Cosmic Ray Studies with the Fermi Gamma-ray Space Telescope Large Area Telescope
David J. Thompson, Luca Baldini, Yasunobu Uchiyama

TL;DR
The Fermi LAT provides detailed measurements of cosmic rays, revealing insights into their sources, distribution, and interactions in the galaxy, challenging existing models of cosmic-ray propagation.
Contribution
This paper presents new gamma-ray observations that constrain cosmic-ray models, suggesting more sources in the outer galaxy and larger diffusion halo than previously thought.
Findings
Cosmic-ray sources may be more abundant in the outer galaxy.
The scale height of the cosmic-ray diffusive halo may be larger than conventional models.
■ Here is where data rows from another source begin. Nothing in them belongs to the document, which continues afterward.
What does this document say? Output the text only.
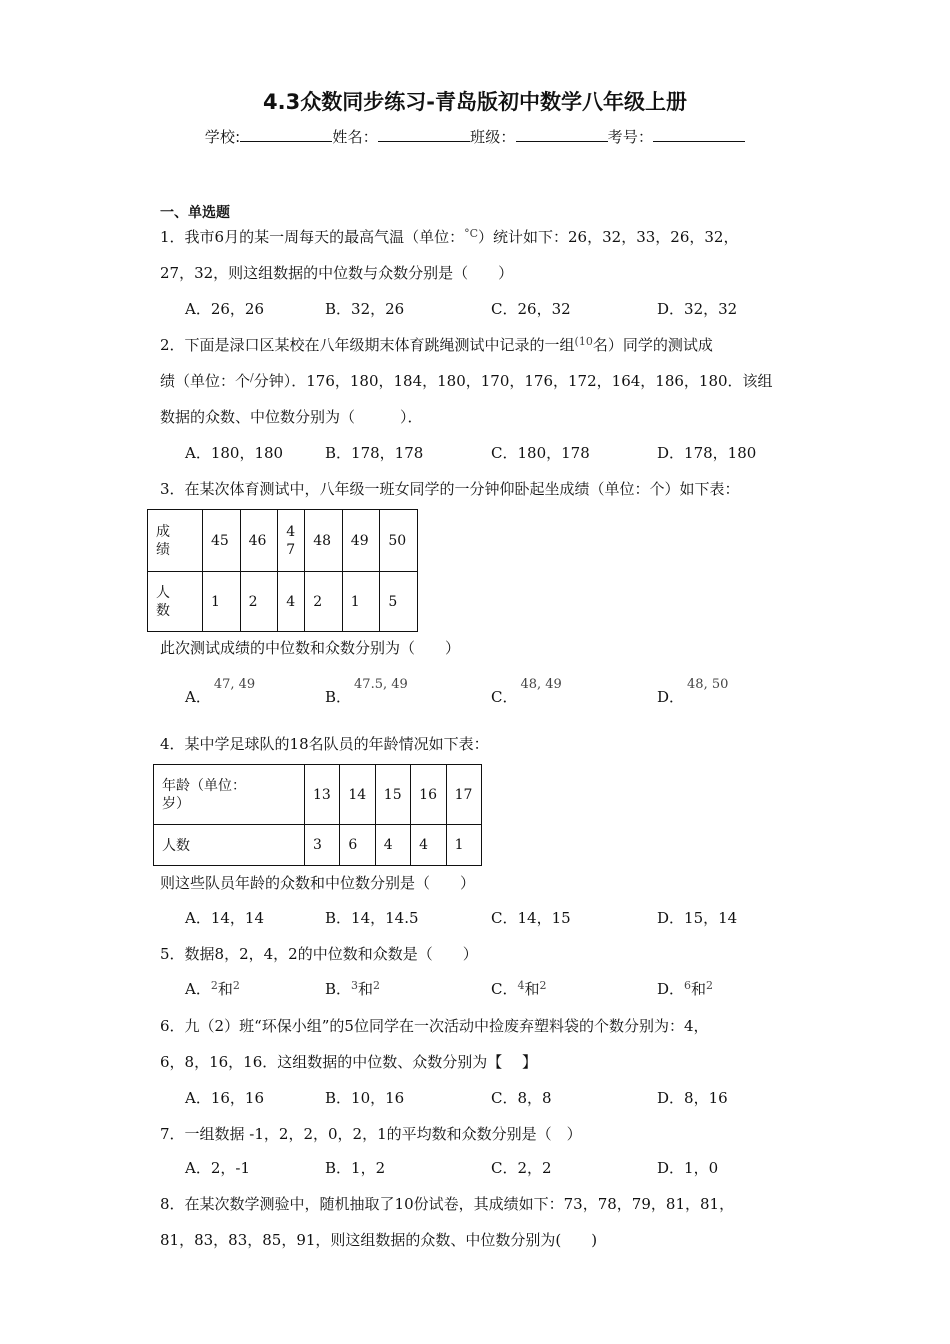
4.3众数同步练习-青岛版初中数学八年级上册
学校:	姓名：	班级：	考号：
一、单选题
1．我市6月的某一周每天的最高气温（单位：$^{^\circ C}$）统计如下：26，32，33，26，32，
27，32，则这组数据的中位数与众数分别是（　　）
A．26，26	B．32，26	C．26，32	D．32，32
2．下面是渌口区某校在八年级期末体育跳绳测试中记录的一组$^{(10}$名）同学的测试成
绩（单位：个/分钟）．176，180，184，180，170，176，172，164，186，180．该组
数据的众数、中位数分别为（　　　）．
A．180，180	B．178，178	C．180，178	D．178，180
3．在某次体育测试中，八年级一班女同学的一分钟仰卧起坐成绩（单位：个）如下表：
成
绩	45	46	4 7	48	49	50
人
数	1	2	4	2	1	5
此次测试成绩的中位数和众数分别为（　　）
A．47, 49
B．47.5, 49
C．48, 49
D．48, 50
4．某中学足球队的18名队员的年龄情况如下表：
年龄（单位：
岁）	13	14	15	16	17
人数	3	6	4	4	1
则这些队员年龄的众数和中位数分别是（　　）
A．14，14	B．14，14.5	C．14，15	D．15，14
5．数据8，2，4，2的中位数和众数是（　　）
A．$^2$和$^2$	B．$^3$和$^2$	C．$^4$和$^2$	D．$^6$和$^2$
6．九（2）班“环保小组”的5位同学在一次活动中捡废弃塑料袋的个数分别为：4，
6，8，16，16．这组数据的中位数、众数分别为【　 】
A．16，16	B．10，16	C．8，8	D．8，16
7．一组数据 -1，2，2，0，2，1的平均数和众数分别是（　）
A．2，-1	B．1，2	C．2，2	D．1，0
8．在某次数学测验中，随机抽取了10份试卷，其成绩如下：73，78，79，81，81，
81，83，83，85，91，则这组数据的众数、中位数分别为(　　)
Gamma-ray observations support cosmic-ray production in supernova remnants.
Abstract
The Large Area Telescope (LAT) on the Fermi Gamma-ray Space Telescope provides both direct and indirect measurements of Galactic cosmic rays (CR). The LAT high-statistics observations of the 7 GeV - 1 TeV electron plus positron spectrum and limits on spatial anisotropy constrain models for this cosmic-ray component. On a Galactic scale, the LAT observations indicate that cosmic- ray sources may be more plentiful in the outer Galaxy than expected or that the scale height of the cosmic-ray diffusive halo is larger than conventional models. Production of cosmic rays in supernova remnants (SNR) is supported by the LAT gamma-ray studies of several of these, both young SNR and those interacting with molecular clouds.